The energy section of the sanctions package provides for a ban on the import of Russian LNG within six months for short-term contracts and as of 1 January 2027 for long-term contracts, in line with the European Commission's RePowerEU plan.

It also strengthens the ban on cooperation with two Russian oil giants, Rosneft and Gazprom Neft, and imposes sanctions against another 117 tankers in the shadow fleet, bringing the total number of sanctioned vessels to 558.

The financial section includes:

  • a ban on insurance for aircraft and ships used by Russia for the first five years after sale to a third country
  • a full ban on transactions with five Russian banks and an extension of the existing ban on Russian electronic payment systems, Mir in particular, and sanctions against four more banks in Belarus and Kazakhstan
  • a ban on transactions with five banks, one crypto exchange and two oil trading companies in Tajikistan, Kyrgyzstan, Paraguay, the UAE and Hong Kong
  • a new ban on European businesses entering into new contracts with nine special economic zones in the Russian Federation and a complete ban on cooperation with Alabuga and Technopolis Moscow
  • a full ban on cryptocurrency services for citizens, residents and companies from the Russian Federation.

Another 45 companies have been punished for circumventing existing sanctions, including three in India, two in Thailand, and 12 in China and Hong Kong; many of them are related to unmanned technologies.

Additional export restrictions have been imposed to complicate Russia's access to microchips and technologies that can be used in its military-industrial complex.
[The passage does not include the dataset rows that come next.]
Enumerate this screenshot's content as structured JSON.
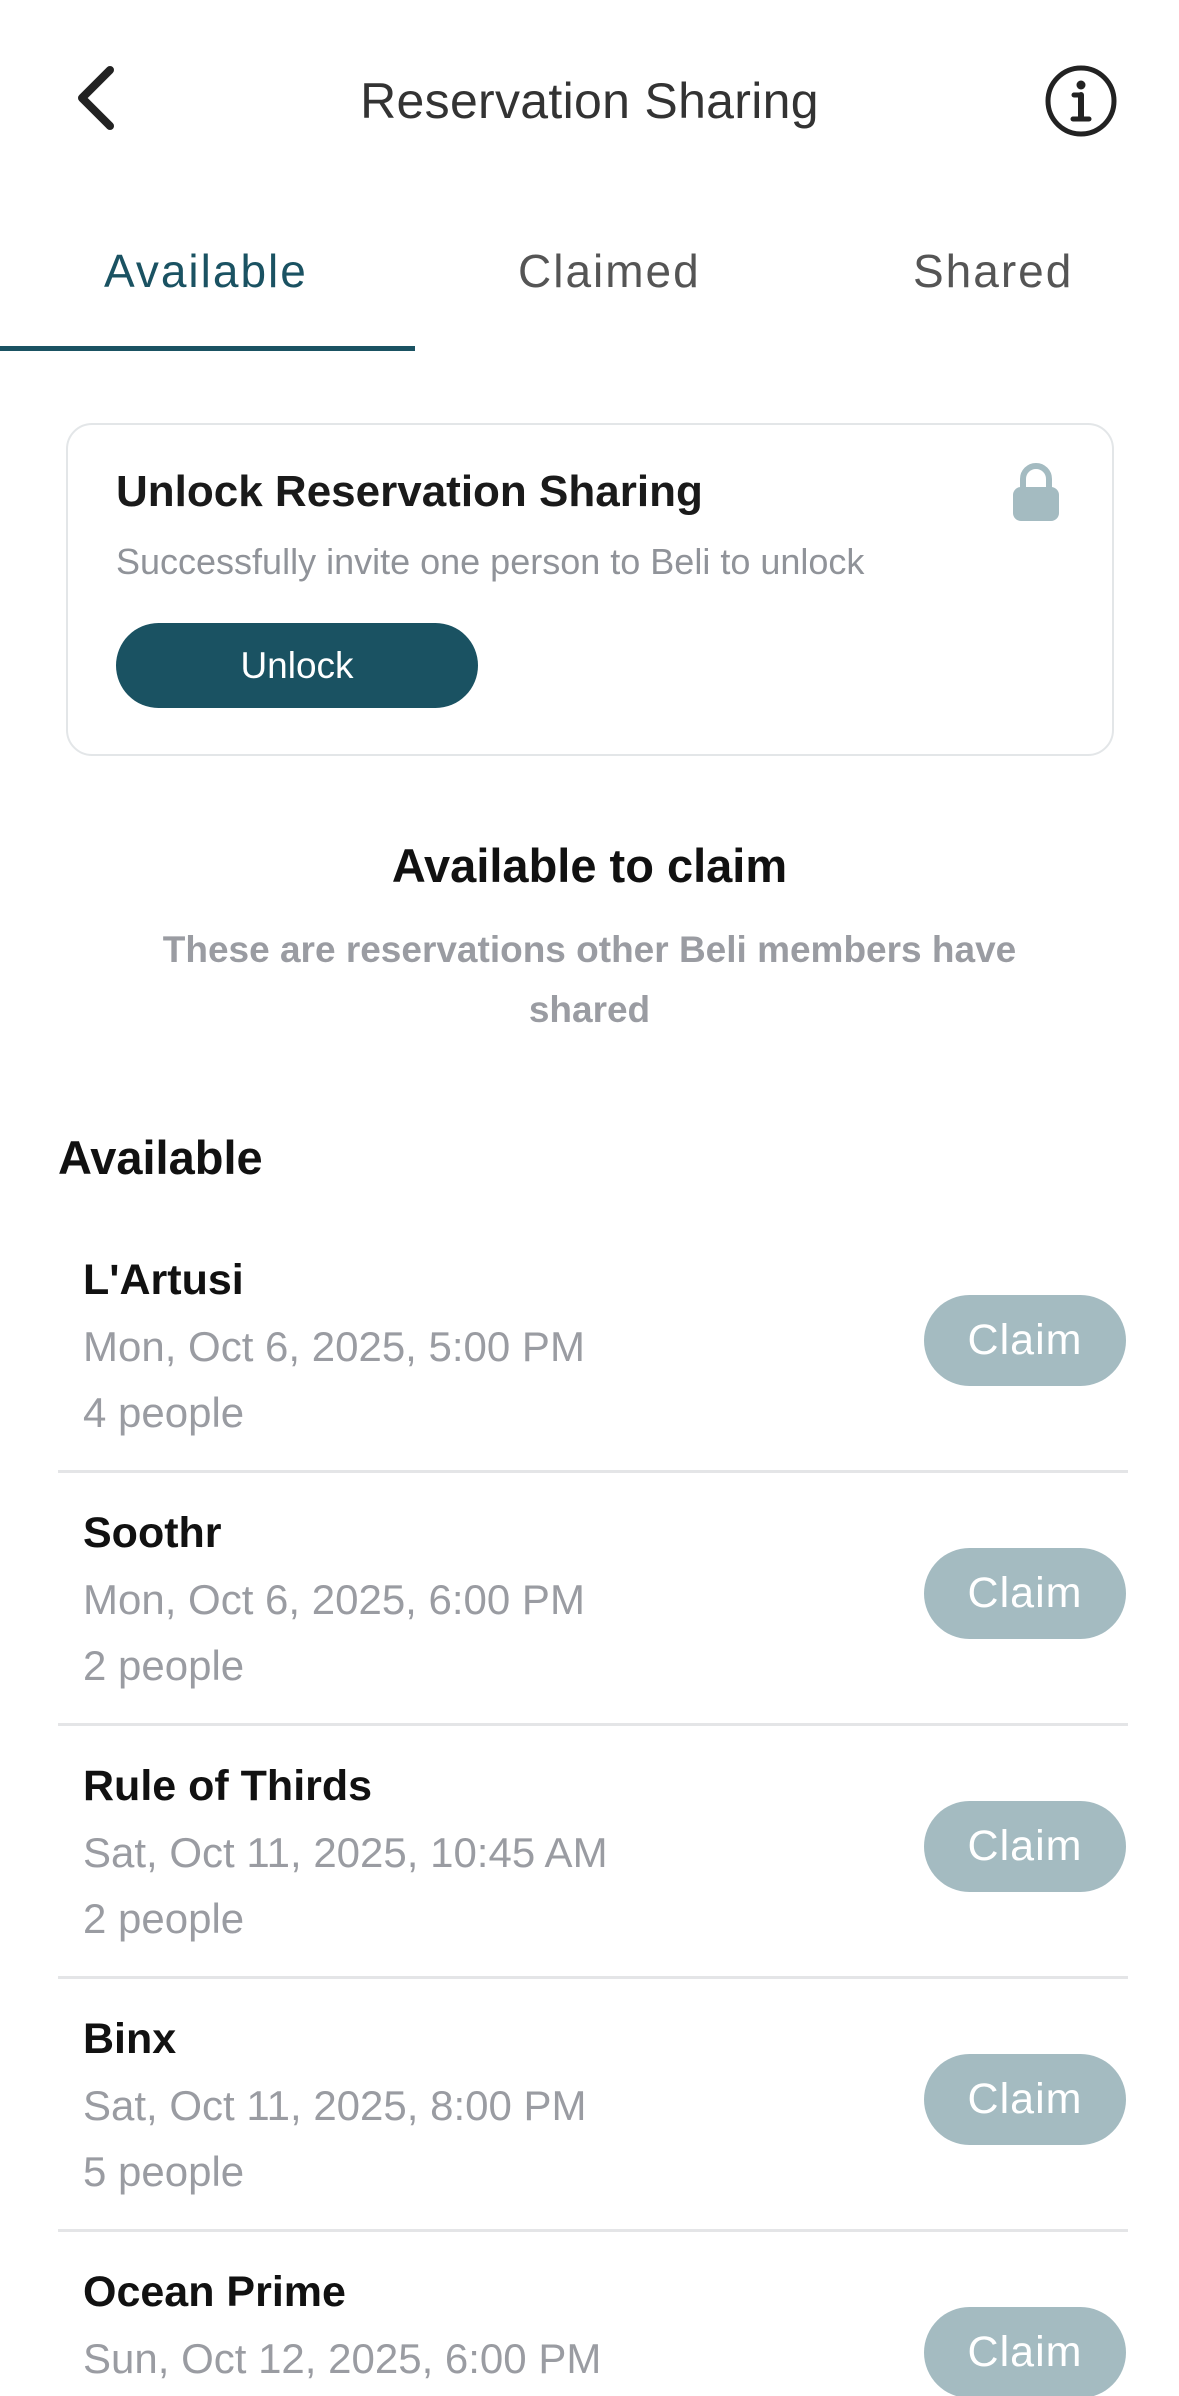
{
  "header": {
    "title": "Reservation Sharing",
    "back_icon": "chevron-left-icon",
    "info_icon": "info-icon"
  },
  "tabs": [
    {
      "label": "Available",
      "active": true
    },
    {
      "label": "Claimed",
      "active": false
    },
    {
      "label": "Shared",
      "active": false
    }
  ],
  "unlock_card": {
    "title": "Unlock Reservation Sharing",
    "subtitle": "Successfully invite one person to Beli to unlock",
    "button_label": "Unlock",
    "icon": "lock-icon"
  },
  "intro": {
    "heading": "Available to claim",
    "description": "These are reservations other Beli members have shared"
  },
  "list_heading": "Available",
  "reservations": [
    {
      "name": "L'Artusi",
      "datetime": "Mon, Oct 6, 2025, 5:00 PM",
      "party": "4 people",
      "action": "Claim"
    },
    {
      "name": "Soothr",
      "datetime": "Mon, Oct 6, 2025, 6:00 PM",
      "party": "2 people",
      "action": "Claim"
    },
    {
      "name": "Rule of Thirds",
      "datetime": "Sat, Oct 11, 2025, 10:45 AM",
      "party": "2 people",
      "action": "Claim"
    },
    {
      "name": "Binx",
      "datetime": "Sat, Oct 11, 2025, 8:00 PM",
      "party": "5 people",
      "action": "Claim"
    },
    {
      "name": "Ocean Prime",
      "datetime": "Sun, Oct 12, 2025, 6:00 PM",
      "party": "",
      "action": "Claim"
    }
  ],
  "colors": {
    "accent": "#1a5262",
    "claim_button": "#a4bbc1",
    "muted_text": "#9a9ca2",
    "divider": "#e4e5e7"
  }
}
More individuals and companies associated with the military-industrial complex and developments for the military industry will be added to the sanctions lists.

The export ban on industrial goods such as salt, rubber, building materials and technological goods is being expanded.

The criteria for adding ports in third countries to the sanctions lists are being expanded to include those used to transport UAVs and missiles to Russia or to circumvent oil sanctions.

A new mechanism is being introduced to restrict the movement of Russian diplomats in the EU, with a three-month transition period.

New listing criteria are being established in connection with involvement in the abduction of Ukrainian children by Russian authorities.

The ban on the provision of services in the field of AI, advanced computer technologies and commercial space-based services is being expanded. Prior authorisation will be required to provide any services in Russia that are not yet prohibited by sanctions.

In addition, European operators will be prohibited from providing tourism-related services in Russia.

Background:

  • The EU's chief diplomat, Kaja Kallas, had predicted that the 19th package of sanctions against Russia could be approved on 23 October at a meeting of the European Council.
  • The final approval of the sanctions package had been blocked by Slovakia, which had demanded that the European Commission take account of its reservations regarding cars with internal combustion engines and energy price regulation.
  • Austria also raised objections, demanding that the EU lift sanctions on some Russian assets to compensate Austria's Raiffeisen Bank for fines imposed by Russia, but without success.